Trust in information systems and IT offers two sides of a coin. Looking from a more computer science driven perspective, it is a question of security—and trust in IT. Lots of research was and still is invested in the question of how to make information systems and their underlying technology more secure in terms of privacy, data protection, and further issues. In fact, this is comparable to the rabbit and the hedgehog phenomenon. Once the ‘rabbits’ developed a new, secure algorithm or data protection concept, the ‘hedgehogs’ are already there and have found a new way to bypass the protection. In the end, there is no absolute security. Therefore, we need a second concept of trust.
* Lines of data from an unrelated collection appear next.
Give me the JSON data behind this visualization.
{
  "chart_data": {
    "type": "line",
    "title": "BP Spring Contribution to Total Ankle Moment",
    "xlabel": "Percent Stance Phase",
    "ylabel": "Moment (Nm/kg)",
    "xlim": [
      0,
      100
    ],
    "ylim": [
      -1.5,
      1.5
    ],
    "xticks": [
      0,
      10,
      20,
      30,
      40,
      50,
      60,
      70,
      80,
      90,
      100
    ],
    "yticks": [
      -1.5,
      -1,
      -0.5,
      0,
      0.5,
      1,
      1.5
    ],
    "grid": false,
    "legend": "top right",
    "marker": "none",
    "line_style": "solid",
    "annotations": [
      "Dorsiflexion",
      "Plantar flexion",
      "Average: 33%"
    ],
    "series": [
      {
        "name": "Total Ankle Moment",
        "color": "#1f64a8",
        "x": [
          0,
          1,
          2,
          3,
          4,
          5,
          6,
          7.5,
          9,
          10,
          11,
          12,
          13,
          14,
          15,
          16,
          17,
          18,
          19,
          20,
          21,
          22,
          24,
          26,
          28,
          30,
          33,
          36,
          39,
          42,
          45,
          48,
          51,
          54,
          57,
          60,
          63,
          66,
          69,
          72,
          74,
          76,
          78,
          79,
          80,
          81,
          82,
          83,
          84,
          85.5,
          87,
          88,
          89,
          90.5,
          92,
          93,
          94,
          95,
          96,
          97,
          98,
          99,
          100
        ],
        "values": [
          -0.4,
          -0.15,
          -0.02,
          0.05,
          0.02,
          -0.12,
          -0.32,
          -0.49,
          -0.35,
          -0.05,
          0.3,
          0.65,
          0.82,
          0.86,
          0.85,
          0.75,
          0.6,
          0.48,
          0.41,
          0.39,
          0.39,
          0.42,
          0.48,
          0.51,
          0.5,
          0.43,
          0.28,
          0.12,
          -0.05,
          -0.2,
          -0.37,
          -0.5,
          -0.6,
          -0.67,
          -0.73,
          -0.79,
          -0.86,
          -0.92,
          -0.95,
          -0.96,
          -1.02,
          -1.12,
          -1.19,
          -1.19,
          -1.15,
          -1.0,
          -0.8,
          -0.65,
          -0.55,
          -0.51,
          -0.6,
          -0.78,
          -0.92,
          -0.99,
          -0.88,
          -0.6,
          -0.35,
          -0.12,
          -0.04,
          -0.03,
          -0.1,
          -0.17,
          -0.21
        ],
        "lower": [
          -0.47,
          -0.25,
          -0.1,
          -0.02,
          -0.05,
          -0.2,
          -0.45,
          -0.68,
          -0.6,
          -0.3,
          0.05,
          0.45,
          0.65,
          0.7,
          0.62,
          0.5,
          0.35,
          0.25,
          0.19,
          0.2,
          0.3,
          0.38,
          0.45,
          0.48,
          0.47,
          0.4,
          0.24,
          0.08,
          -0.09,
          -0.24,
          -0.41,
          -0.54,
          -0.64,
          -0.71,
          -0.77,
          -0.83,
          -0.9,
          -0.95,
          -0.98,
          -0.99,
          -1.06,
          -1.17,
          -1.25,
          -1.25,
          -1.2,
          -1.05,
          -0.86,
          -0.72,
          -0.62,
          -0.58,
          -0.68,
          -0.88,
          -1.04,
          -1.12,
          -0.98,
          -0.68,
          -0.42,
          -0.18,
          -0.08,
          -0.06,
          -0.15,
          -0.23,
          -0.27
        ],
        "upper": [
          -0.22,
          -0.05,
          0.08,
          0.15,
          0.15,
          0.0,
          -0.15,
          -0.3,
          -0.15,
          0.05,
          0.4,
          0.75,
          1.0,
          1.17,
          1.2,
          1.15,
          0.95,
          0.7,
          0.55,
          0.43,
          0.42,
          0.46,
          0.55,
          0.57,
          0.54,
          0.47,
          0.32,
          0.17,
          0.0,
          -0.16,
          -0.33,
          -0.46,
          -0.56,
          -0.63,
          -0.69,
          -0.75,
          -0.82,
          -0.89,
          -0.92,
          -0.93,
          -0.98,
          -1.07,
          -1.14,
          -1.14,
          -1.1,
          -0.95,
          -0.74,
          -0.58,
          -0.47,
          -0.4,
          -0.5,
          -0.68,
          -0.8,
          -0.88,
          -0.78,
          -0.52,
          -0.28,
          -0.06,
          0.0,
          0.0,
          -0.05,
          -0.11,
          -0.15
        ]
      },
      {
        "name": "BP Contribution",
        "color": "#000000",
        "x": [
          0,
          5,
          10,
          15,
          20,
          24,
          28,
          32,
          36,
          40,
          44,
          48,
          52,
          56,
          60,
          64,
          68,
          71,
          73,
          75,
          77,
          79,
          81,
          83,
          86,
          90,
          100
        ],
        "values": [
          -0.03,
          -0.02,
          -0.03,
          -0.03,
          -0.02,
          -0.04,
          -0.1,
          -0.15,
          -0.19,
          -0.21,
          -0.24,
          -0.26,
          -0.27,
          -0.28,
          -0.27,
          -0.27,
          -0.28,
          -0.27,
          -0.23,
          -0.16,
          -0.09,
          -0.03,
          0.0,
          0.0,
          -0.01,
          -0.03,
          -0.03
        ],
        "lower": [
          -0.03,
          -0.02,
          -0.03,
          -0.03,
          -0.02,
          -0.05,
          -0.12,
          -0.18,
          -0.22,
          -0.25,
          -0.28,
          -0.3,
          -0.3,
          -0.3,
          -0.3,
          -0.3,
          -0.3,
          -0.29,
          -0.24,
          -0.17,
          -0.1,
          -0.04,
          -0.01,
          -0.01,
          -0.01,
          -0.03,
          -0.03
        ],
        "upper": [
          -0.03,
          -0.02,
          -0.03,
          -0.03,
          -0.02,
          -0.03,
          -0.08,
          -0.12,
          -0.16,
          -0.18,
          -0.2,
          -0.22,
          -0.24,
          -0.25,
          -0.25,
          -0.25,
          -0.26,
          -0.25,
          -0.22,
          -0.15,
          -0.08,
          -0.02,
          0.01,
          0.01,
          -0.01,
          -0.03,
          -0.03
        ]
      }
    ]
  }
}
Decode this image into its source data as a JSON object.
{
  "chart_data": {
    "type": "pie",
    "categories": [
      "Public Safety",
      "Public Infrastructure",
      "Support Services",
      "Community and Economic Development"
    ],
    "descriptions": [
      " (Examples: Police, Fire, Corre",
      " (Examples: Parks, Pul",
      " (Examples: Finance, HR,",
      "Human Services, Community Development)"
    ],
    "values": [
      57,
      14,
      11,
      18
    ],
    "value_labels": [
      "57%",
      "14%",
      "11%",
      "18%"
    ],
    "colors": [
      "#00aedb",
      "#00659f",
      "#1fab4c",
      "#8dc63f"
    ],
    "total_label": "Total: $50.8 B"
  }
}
We have to believe in the technology and, even more, in the providers of technology, that they provide us with the best possible security; we also have to believe in their honesty about boundaries of security and what we additionally have to do or consider when using their technology. A good example of this is the new aspect of trustworthiness Google implemented in their search engine. The ‘Knowledge Vault’ database consists of assured facts, which are found first when using Google as a search engine. Even if other aspects (or ‘wrong facts’) are searched more often, if they are not accepted as ‘true’ they will not occur in the upper search results (cf. e.g., Hodson 2014).

We face an era of digitalization. In fact, we are transforming into a world permeated by IT and will be digitized. In this article, we argue that IT is becoming normal, not only in the business sector but also in the personal sphere. Our complete lives, in every aspect, are depending more and more on digital goods and digital support.

Our society is changing completely. Amazon, for example, is working on a new way to deliver their goods to customers, faster than before: Amazon Prime Air will be a service that delivers customer orders with drones—minutes after the receiving the order (Amazon 2015). With this, technology is becoming more and more complex and we will more and more not understand aspects of security. Therefore, trust in IT, trust in quasi-humans, and trust in individuals, but being contacted through IT, becomes increasingly important.

For future research on trust and IT and in its facets and characteristics, this implies that the discussion of trust and trustworthiness of IT will become more and more important in the coming years. We have to trust that the information we have is correct and trustworthy without having the possibility to prove this on our own. Research in disciplines such as Psychology, Communication Science, and IS—together—have to investigate this phenomenon and the impact on our society and personal lives. Not only does trust in IT have influence on our personal decisions of usage or non-usage of IT, which is a single and, more or less, private decision (Ortbach et al. 2015), but it also has influence on our business decisions and thus on the growth of our economy. Information technology has become the undisputable engine and key success factor of our economic growth. Companies and sectors dealing with these aspects of trust will be more effective in the position to use this key factor for their success.